L'Autorité de la concurrence supportera les entiers dépens incluant ceux du recours exercé devant le premier président de la Cour d'appel de Paris, et devra verser à Alain Afflelou Franchiseur une indemnité de procédure qu'il convient de fixer à la somme de 8 000 euro.
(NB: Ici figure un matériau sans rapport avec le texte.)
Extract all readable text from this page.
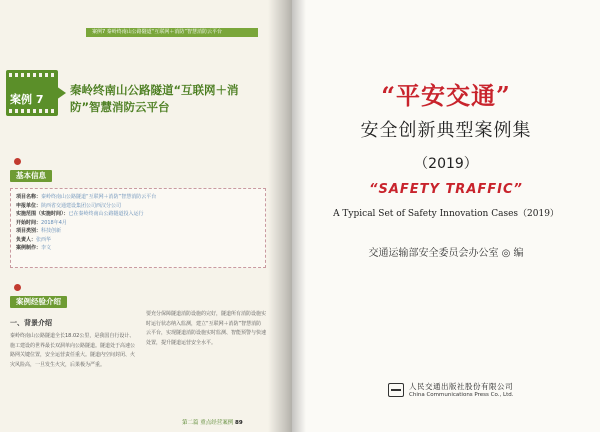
案例7 秦岭终南山公路隧道“互联网＋消防”智慧消防云平台
案例 7
秦岭终南山公路隧道“互联网＋消防”智慧消防云平台
基本信息
项目名称：秦岭终南山公路隧道“互联网＋消防”智慧消防云平台
申报单位：陕西省交通建设集团公司西汉分公司
实施范围（实施时间）：已在秦岭终南山公路隧道投入运行
开始时间：2018年4月
项目类别：科技创新
负责人：张西华
案例制作：李文
案例经验介绍
一、背景介绍
秦岭终南山公路隧道全长18.02公里，是我国自行设计、施工建设的世界最长双洞单向公路隧道。隧道处于高速公路网关键位置，安全运营责任重大。隧道内空间封闭、火灾风险高，一旦发生火灾，后果极为严重。
要充分保障隧道消防设施的完好，隧道所有消防设施实时运行状态纳入监测，建立“互联网＋消防”智慧消防云平台，实现隧道消防设施实时监测、智能预警与快速处置，提升隧道运营安全水平。
第二篇 重点经营案例 89
“平安交通”
安全创新典型案例集
（2019）
“SAFETY TRAFFIC”
A Typical Set of Safety Innovation Cases（2019）
交通运输部安全委员会办公室 ◎ 编
人民交通出版社股份有限公司
China Communications Press Co., Ltd.
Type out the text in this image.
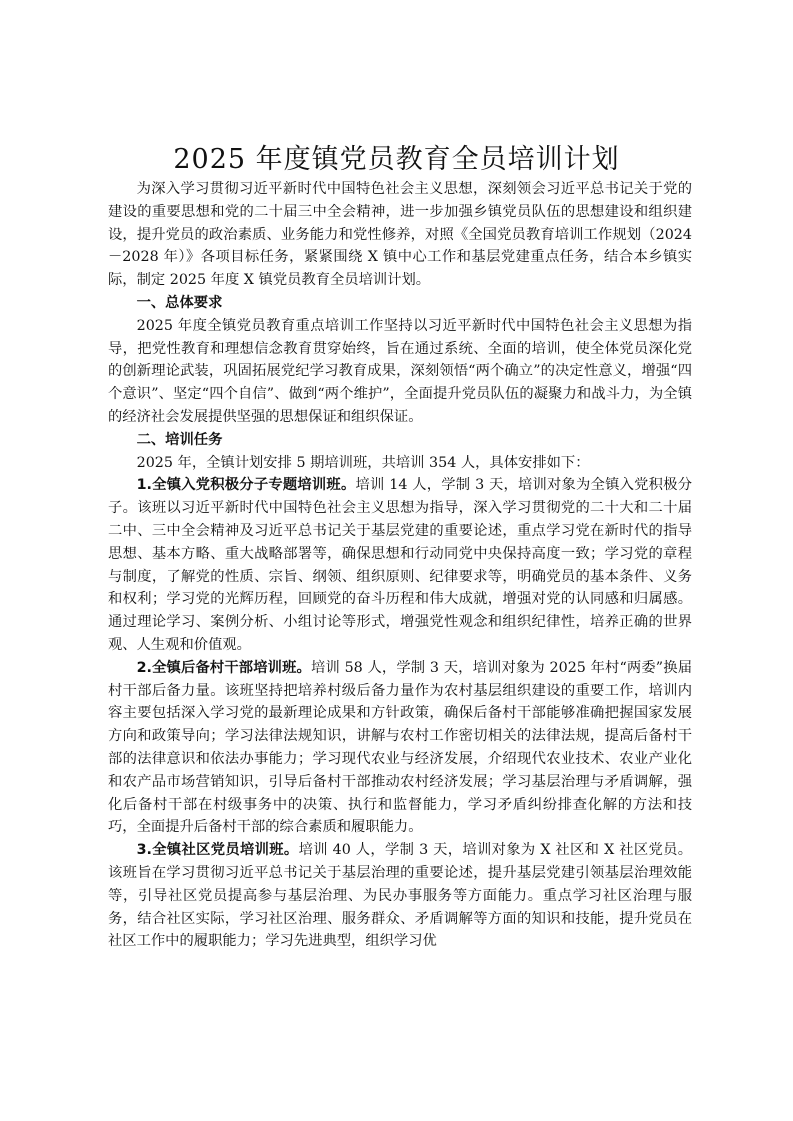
2025 年度镇党员教育全员培训计划

为深入学习贯彻习近平新时代中国特色社会主义思想，深刻领会习近平总书记关于党的建设的重要思想和党的二十届三中全会精神，进一步加强乡镇党员队伍的思想建设和组织建设，提升党员的政治素质、业务能力和党性修养，对照《全国党员教育培训工作规划（2024－2028 年）》各项目标任务，紧紧围绕 X 镇中心工作和基层党建重点任务，结合本乡镇实际，制定 2025 年度 X 镇党员教育全员培训计划。

一、总体要求

2025 年度全镇党员教育重点培训工作坚持以习近平新时代中国特色社会主义思想为指导，把党性教育和理想信念教育贯穿始终，旨在通过系统、全面的培训，使全体党员深化党的创新理论武装，巩固拓展党纪学习教育成果，深刻领悟“两个确立”的决定性意义，增强“四个意识”、坚定“四个自信”、做到“两个维护”，全面提升党员队伍的凝聚力和战斗力，为全镇的经济社会发展提供坚强的思想保证和组织保证。

二、培训任务

2025 年，全镇计划安排 5 期培训班，共培训 354 人，具体安排如下：

1.全镇入党积极分子专题培训班。培训 14 人，学制 3 天，培训对象为全镇入党积极分子。该班以习近平新时代中国特色社会主义思想为指导，深入学习贯彻党的二十大和二十届二中、三中全会精神及习近平总书记关于基层党建的重要论述，重点学习党在新时代的指导思想、基本方略、重大战略部署等，确保思想和行动同党中央保持高度一致；学习党的章程与制度，了解党的性质、宗旨、纲领、组织原则、纪律要求等，明确党员的基本条件、义务和权利；学习党的光辉历程，回顾党的奋斗历程和伟大成就，增强对党的认同感和归属感。通过理论学习、案例分析、小组讨论等形式，增强党性观念和组织纪律性，培养正确的世界观、人生观和价值观。

2.全镇后备村干部培训班。培训 58 人，学制 3 天，培训对象为 2025 年村“两委”换届村干部后备力量。该班坚持把培养村级后备力量作为农村基层组织建设的重要工作，培训内容主要包括深入学习党的最新理论成果和方针政策，确保后备村干部能够准确把握国家发展方向和政策导向；学习法律法规知识，讲解与农村工作密切相关的法律法规，提高后备村干部的法律意识和依法办事能力；学习现代农业与经济发展，介绍现代农业技术、农业产业化和农产品市场营销知识，引导后备村干部推动农村经济发展；学习基层治理与矛盾调解，强化后备村干部在村级事务中的决策、执行和监督能力，学习矛盾纠纷排查化解的方法和技巧，全面提升后备村干部的综合素质和履职能力。

3.全镇社区党员培训班。培训 40 人，学制 3 天，培训对象为 X 社区和 X 社区党员。该班旨在学习贯彻习近平总书记关于基层治理的重要论述，提升基层党建引领基层治理效能等，引导社区党员提高参与基层治理、为民办事服务等方面能力。重点学习社区治理与服务，结合社区实际，学习社区治理、服务群众、矛盾调解等方面的知识和技能，提升党员在社区工作中的履职能力；学习先进典型，组织学习优
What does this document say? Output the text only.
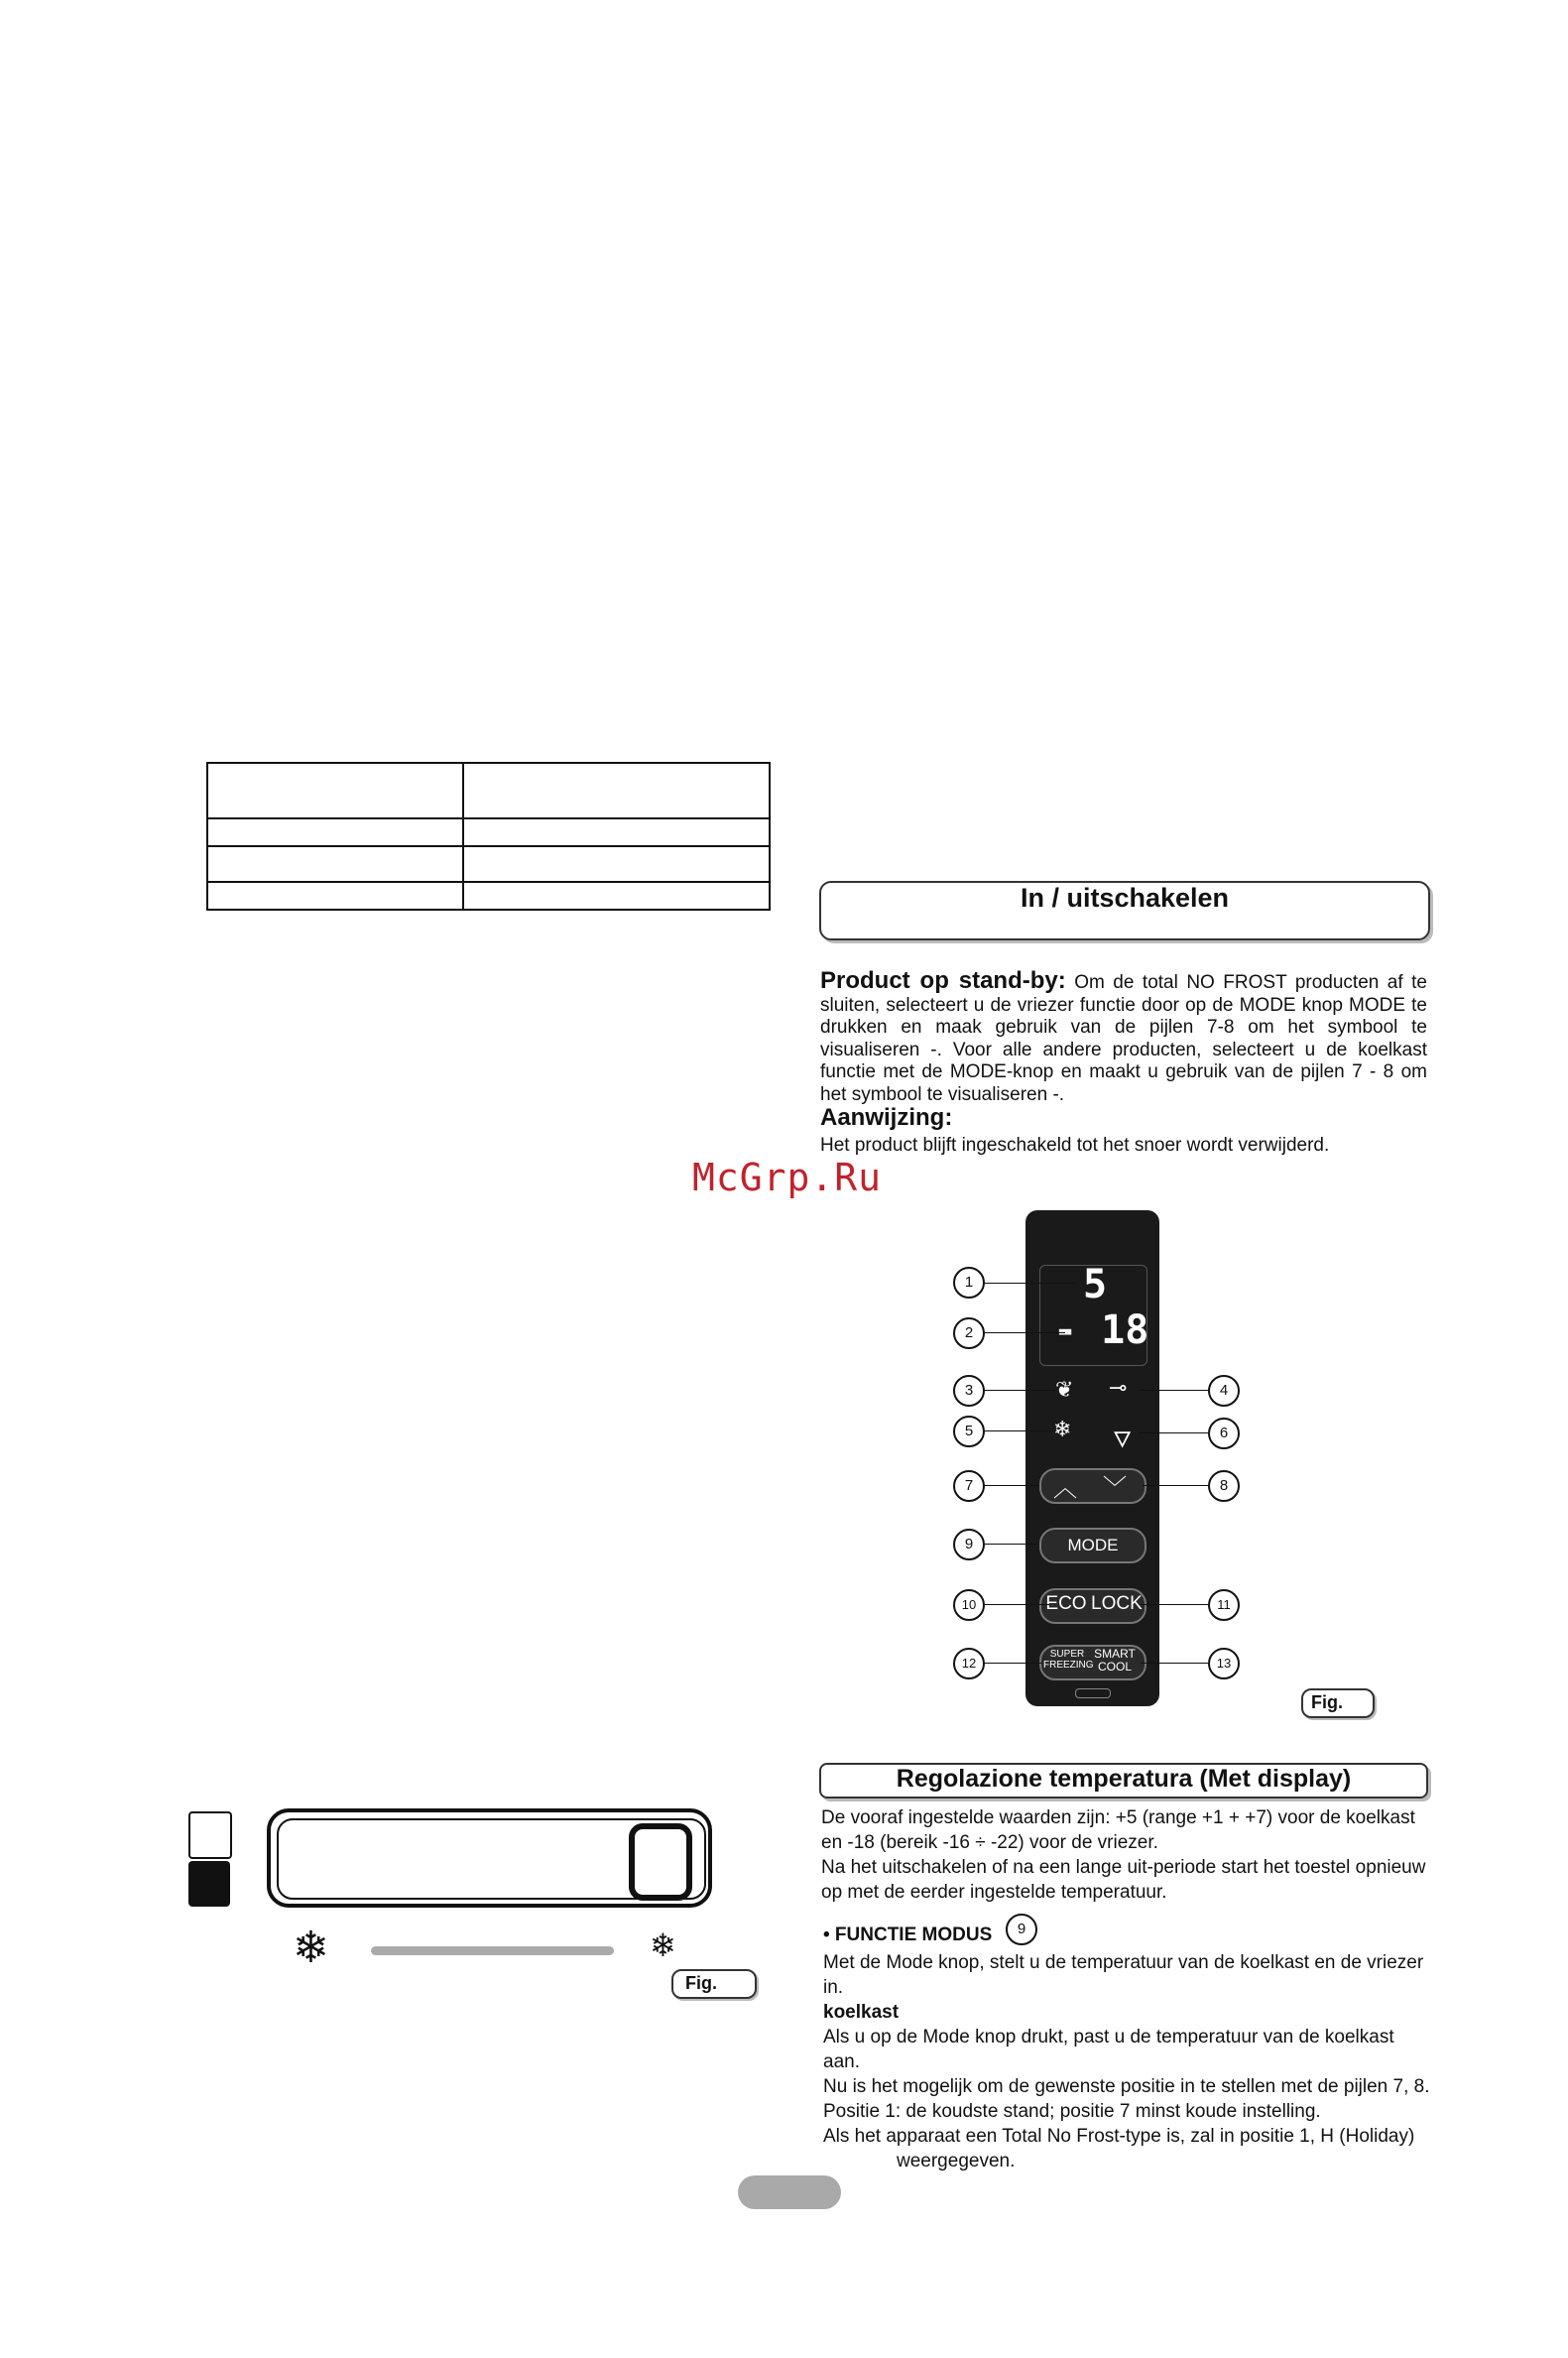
In / uitschakelen
Product op stand-by: Om de total NO FROST producten af te sluiten, selecteert u de vriezer functie door op de MODE knop MODE te drukken en maak gebruik van de pijlen 7-8 om het symbool te visualiseren -. Voor alle andere producten, selecteert u de koelkast functie met de MODE-knop en maakt u gebruik van de pijlen 7 - 8 om het symbool te visualiseren -.
Aanwijzing:
Het product blijft ingeschakeld tot het snoer wordt verwijderd.
McGrp.Ru
5
- 18
❦ ⊸
❄ 🜄
︿ ﹀
MODE
ECO LOCK
SUPER
FREEZING
SMART
COOL
1
2
3	4
5	6
7	8
9
10	11
12	13
Fig.
❄	❄
Fig.
Regolazione temperatura (Met display)
De vooraf ingestelde waarden zijn: +5 (range +1 + +7) voor de koelkast
en -18 (bereik -16 ÷ -22) voor de vriezer.
Na het uitschakelen of na een lange uit-periode start het toestel opnieuw
op met de eerder ingestelde temperatuur.
• FUNCTIE MODUS	9
Met de Mode knop, stelt u de temperatuur van de koelkast en de vriezer in.
koelkast
Als u op de Mode knop drukt, past u de temperatuur van de koelkast aan.
Nu is het mogelijk om de gewenste positie in te stellen met de pijlen 7, 8.
Positie 1: de koudste stand; positie 7 minst koude instelling.
Als het apparaat een Total No Frost-type is, zal in positie 1, H (Holiday)
weergegeven.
Par ces motifs : Statuant par ordonnance contradictoire, sur renvoi après cassation de l'ordonnance n° 103 rendue le 25 octobre 2011 par le délégataire du premier président de la Cour d'appel de Paris, Annulons la saisie, par l'Autorité de la concurrence, des documents suivants appréhendés dans les locaux de la société Alain Afflelou Franchiseur : messages électroniques (scellés 18, 19 et 20) : courriel du 29 juin 2006 du cabinet 1 adressé à Monsieur A (objet : Garantie bancaire à première demande), courriel du 21 novembre 2006 du cabinet 2 adressé à Monsieur A (objet : Afflelou / SCI G), courriel du 6 mars 2007 de Maître 3 adressé à Monsieur A (objet : Confidentiel Landrevie), courriel du 12 décembre 2008 de Maître 3 adressé à Monsieur A (objet : Courrier licenciement), courriel du 16 décembre 2008 de Maître 3 adressé à Monsieur A (objet : dossier Jean-Michel B), courriel du 13 avril 2009 du cabinet 4 du 13 avril 2009 adressé à Monsieur A (objet : Courson), courriel du 17 avril 2009 du cabinet 4 du 17 avril 2009 adressé à Monsieur A (objet : Courson), courriel du 21 avril 2009 du cabinet 4 adressé à Monsieur A (objet : Courson), courriel du 22 avril 2009 du cabinet 4 adressé à Monsieur A (objet : Courson), courriel du 23 avril 2009 du cabinet 4 adressé à Monsieur A (objet : Courson), courriel du 29 avril 2009 du cabinet 4 adressé à Monsieur A (objet : Courson), courriel du 14 mai 2009 du cabinet 4 adressé à Monsieur A (objet : Courson), Condamnons l'Autorité de la concurrence à payer à la société Alain Afflelou Franchiseur la somme de 8 000 euro sur le fondement de l'article 700 du Code de procédure civile ; Condamnons l'Autorité de la concurrence aux entiers dépens incluant ceux du recours exercé devant le premier président de la Cour d'appel de Paris.